O vídeo virou postagem do tipo início de um sonho/deu tudo certo.
Quem passasse o dedo pela tela viria aquele menino, na cena seguinte, pulando, cantando e rodando a camisa feito louco no meio da torcida concentrada no centro de nossa cidade para comemorar o título do Campeonato Paulista de 2023.
No sábado passado meu filho andava mais ansioso que o pai e o avô, seus companheiros de sofá, antes, durante e depois da partida contra o Flamengo, pelo Brasileirão. Principalmente depois. Nascido em um tempo de glórias, ele tem aprendido a duras penas a engolir resultados adversos, como um empate amargo em uma partida ganha até os minutos finais.
O descontrole dele produziu um milagre na família: agora não é o pai quem corre pela casa gritando e esmurrando paredes depois de um jogo ruim. É o filho. O pai tem a difícil missão de se controlar e acalmar a criança.

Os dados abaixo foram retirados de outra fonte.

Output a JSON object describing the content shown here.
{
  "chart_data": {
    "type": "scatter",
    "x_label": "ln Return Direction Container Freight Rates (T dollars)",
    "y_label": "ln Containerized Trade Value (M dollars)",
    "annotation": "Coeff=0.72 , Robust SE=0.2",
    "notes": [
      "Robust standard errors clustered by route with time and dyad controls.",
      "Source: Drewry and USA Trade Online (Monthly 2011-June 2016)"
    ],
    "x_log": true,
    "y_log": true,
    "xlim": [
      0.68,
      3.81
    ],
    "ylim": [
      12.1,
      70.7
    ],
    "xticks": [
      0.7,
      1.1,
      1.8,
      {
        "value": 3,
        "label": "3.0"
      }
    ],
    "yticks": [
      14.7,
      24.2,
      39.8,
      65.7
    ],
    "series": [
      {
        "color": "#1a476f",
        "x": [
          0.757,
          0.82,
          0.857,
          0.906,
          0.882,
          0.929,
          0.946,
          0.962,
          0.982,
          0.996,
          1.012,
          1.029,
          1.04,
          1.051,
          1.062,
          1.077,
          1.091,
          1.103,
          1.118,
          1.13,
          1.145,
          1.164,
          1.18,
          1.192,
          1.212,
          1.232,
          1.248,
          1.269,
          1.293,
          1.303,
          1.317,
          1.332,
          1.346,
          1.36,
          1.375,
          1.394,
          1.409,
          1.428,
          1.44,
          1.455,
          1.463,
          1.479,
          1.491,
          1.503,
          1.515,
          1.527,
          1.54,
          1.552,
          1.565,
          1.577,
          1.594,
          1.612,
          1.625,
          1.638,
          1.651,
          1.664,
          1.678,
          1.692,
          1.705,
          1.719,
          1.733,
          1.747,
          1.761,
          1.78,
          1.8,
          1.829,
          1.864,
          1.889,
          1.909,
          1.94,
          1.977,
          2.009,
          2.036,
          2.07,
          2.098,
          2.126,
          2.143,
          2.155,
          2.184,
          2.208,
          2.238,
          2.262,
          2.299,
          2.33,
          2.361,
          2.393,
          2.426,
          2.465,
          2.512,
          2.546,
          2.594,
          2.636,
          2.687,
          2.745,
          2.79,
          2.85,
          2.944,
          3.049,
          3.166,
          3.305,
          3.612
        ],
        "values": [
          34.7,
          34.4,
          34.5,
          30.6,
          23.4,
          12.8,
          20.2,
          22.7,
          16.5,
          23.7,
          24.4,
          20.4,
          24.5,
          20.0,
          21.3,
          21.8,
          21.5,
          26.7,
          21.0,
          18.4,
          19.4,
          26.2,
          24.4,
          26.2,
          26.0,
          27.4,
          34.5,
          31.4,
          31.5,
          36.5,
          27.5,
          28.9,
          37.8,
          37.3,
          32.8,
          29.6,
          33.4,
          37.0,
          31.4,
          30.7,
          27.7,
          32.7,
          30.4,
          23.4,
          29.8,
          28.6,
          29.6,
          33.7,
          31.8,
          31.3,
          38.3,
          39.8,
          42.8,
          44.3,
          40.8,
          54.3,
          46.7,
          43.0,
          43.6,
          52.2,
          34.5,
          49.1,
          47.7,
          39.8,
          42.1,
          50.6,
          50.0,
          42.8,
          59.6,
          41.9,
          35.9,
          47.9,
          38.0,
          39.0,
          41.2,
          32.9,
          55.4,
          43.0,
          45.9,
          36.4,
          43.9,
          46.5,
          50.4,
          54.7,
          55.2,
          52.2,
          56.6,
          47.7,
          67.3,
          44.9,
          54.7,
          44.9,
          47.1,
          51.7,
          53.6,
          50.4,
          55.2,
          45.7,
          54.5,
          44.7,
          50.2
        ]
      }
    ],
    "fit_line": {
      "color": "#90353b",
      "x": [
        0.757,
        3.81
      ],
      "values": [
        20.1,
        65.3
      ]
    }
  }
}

E no sábado ele ficou especialmente triste: já corria para comemorar o gol da vitória quando o lance foi revisado e anulado, suspendendo também um ensaio de alegria na noite de sábado. O sequestro do grito de gol foi cruel. E ele foi dormir aos prantos, azedo, sem querer falar com ninguém.
Fazia sentido a cobrança da mãe e da avó: está contente agora, pai?
Não, não estava. Na verdade, nessas horas tudo o que tenho é culpa. Fui o primeiro a ensinar a ele que aquele não é nem nunca será só um esporte.
E, como resumiu um amigo, mal sabia que naquele mesmo sábado ganhei (ganhamos) mais uma razão para pensar que, se pudesse, apertaria um botão e eliminaria da minha (nossa) vida o futebol e tudo o que ele representa .
Busco qualquer resquício de racionalidade para escrever um troço desses e não encontro nenhum.
Quem já amou um time de verdade sabe que poucos momentos na vida nos autorizam a transbordar de alegria como uma conquista. Qualquer conquista, sabe-se Deus por quê. Meu filho tem só dez anos e já vivenciou algumas. Foi tão fisgado que agora só fala disso, só pensa nisso.
Seu sonho é assistir a uma partida do time em sua arena. O combinado era que o esperaríamos completar dez anos. Estamos alguns meses em dívida, portanto.
A morte de uma torcedora do nosso time, nas imediações do Allianz Parque, pouco antes do jogo começar, adiaram os planos.
Sim: desde que soubemos da tragédia, o medo passou a pautar tudo o que se relaciona a esse esporte em casa.
Bem agora que chegou a camisa nova, com o nome dele estampado nas costas, o sentimento dominante é o medo de que alguma provocação descambe para agressões pelas ruas ou mesmo na vizinhança (acreditem: com dez anos, as provocações de amigos e crianças mais velhas são recorrentes).
No futebol, diferentemente de outros campos, aprende-se a amar e a odiar na mesma medida e proporção. A princípio, aprendemos a desprezar a instituição rival, que nos ameaça as vitórias e as conquistas; depois, seus representantes, diretos e indiretos. Não tem como acabar bem.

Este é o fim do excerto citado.